Fill Your Weekend With These Three Lovely Art Things
A weekly compendium of mostly Brooklyn-based, always edifying art happenings.
If you’re not decorating your apartment with gourds, you should be seeing Rachel Libeskind perform tonight at the Center for Jewish History (with music from Danielle Aykroyd and Elvis Perkins). If you’re not protesting pumpkin spice, you should head to Red Hook for some delusional duality at Fastnet Gallery on Saturday night. If you’re not spending several hours planning your Halloween costume, you’re doomed—but you should spend all the time you saved by seeing Omari Douglin’s beautiful, terrifying show at Mrs. Gallery. Have a lovely weekend, everyone, and happy fall.
CENTER FOR JEWISH HISTORY: HOLY TRASH: MY GENIZAH — RACHEL LIBESKIND
Brooklyn-based artist Rachel Libeskind has a heavy international resume, including installations and performances in Paris, London, Milan, Rome, Austria, and Lithuania. The Center for Jewish History is lucky to host her here in New York, with a performance that links the genizah, a holding place for Hebrew texts that can’t be tossed—”don’t forget to google search #genizah” says Libeskind on her Instagram—with a more modern take on archiving, identity, and sorting.
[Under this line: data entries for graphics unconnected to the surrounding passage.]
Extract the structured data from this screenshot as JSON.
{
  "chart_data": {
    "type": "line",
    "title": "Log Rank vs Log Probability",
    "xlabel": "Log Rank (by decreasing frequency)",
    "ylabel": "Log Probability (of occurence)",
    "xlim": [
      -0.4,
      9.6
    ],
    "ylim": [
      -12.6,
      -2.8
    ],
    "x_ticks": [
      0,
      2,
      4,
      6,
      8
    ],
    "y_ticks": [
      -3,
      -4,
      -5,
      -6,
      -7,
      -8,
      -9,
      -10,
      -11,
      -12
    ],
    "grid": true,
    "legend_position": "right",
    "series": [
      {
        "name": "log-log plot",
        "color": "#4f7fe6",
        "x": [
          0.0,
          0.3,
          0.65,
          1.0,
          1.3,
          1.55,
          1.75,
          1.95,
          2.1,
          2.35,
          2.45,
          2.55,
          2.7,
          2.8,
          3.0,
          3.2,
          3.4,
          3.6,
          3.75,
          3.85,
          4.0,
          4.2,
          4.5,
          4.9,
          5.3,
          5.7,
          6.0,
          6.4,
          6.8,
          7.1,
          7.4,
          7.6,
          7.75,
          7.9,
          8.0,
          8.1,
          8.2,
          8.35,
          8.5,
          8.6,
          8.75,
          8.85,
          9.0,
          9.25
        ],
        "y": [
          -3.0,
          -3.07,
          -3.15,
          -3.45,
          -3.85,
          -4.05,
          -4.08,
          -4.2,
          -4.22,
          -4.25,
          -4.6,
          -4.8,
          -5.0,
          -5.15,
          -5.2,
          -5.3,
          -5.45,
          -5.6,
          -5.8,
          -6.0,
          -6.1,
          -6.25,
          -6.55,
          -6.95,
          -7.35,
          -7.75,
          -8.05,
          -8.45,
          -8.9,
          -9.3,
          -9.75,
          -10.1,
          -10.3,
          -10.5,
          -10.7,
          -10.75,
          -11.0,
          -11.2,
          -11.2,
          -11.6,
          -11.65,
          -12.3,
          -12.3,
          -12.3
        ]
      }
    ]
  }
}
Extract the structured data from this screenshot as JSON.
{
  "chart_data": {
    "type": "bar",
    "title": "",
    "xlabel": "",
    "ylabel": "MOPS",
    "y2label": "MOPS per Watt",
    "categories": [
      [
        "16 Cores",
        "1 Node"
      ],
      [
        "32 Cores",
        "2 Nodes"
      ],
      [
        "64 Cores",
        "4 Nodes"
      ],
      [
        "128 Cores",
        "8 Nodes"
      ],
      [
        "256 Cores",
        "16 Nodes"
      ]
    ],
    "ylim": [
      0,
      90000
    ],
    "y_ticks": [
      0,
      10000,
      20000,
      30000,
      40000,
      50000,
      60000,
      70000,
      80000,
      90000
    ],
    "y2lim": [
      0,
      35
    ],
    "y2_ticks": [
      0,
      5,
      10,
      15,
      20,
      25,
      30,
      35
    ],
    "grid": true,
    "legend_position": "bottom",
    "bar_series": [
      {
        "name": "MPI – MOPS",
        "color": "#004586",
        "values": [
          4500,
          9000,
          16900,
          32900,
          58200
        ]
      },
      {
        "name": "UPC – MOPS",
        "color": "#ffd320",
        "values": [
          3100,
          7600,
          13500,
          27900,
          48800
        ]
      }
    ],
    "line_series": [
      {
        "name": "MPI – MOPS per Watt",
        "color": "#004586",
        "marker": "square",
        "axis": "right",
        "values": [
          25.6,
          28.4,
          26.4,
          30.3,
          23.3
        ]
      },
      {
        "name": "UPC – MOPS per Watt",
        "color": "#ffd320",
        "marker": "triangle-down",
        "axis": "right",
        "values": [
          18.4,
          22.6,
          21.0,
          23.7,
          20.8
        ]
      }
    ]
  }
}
The show includes a ton (literally) of cast concrete books and other objects, some formerly owned by the American Jewish Historical Society.
Opening & Performance: September 22 6:30PM — 8:00PM; Exhibition through December 2016
FASTNET: LEAD HAM — BRIAN HUBBLE
“A degree of suspicion and mistrust is integral to engaging with his ideas and motives,” writes James Powers in the press release for Brian Hubble’s solo show, opening this Saturday in Red Hook. Dark dualities, sports, and stealing (plagiarism, borrowing, misrepresentations of all kinds) have been part of Hubble’s wily, sweetly funny work in the past; expect more of the same in the appropriately dubbed Lead Ham.
Opening: September 24 5:00PM — 8:00PM; Exhibition open through October
MRS. GALLERY: A NIGHT IN KUMLADIA — OMARI DOUGLIN
A Night In Kumladia, a solo show with painting, sculpture, and poetry by Omari Douglin, is the inaugural exhibition for Mrs. Gallery. The works are fantastical, hypnotic, and questioning—if every character from Where the Wild Things Are kept up with national and international news, the results might look something like this. Make the trip; Douglin is destined for big things soon.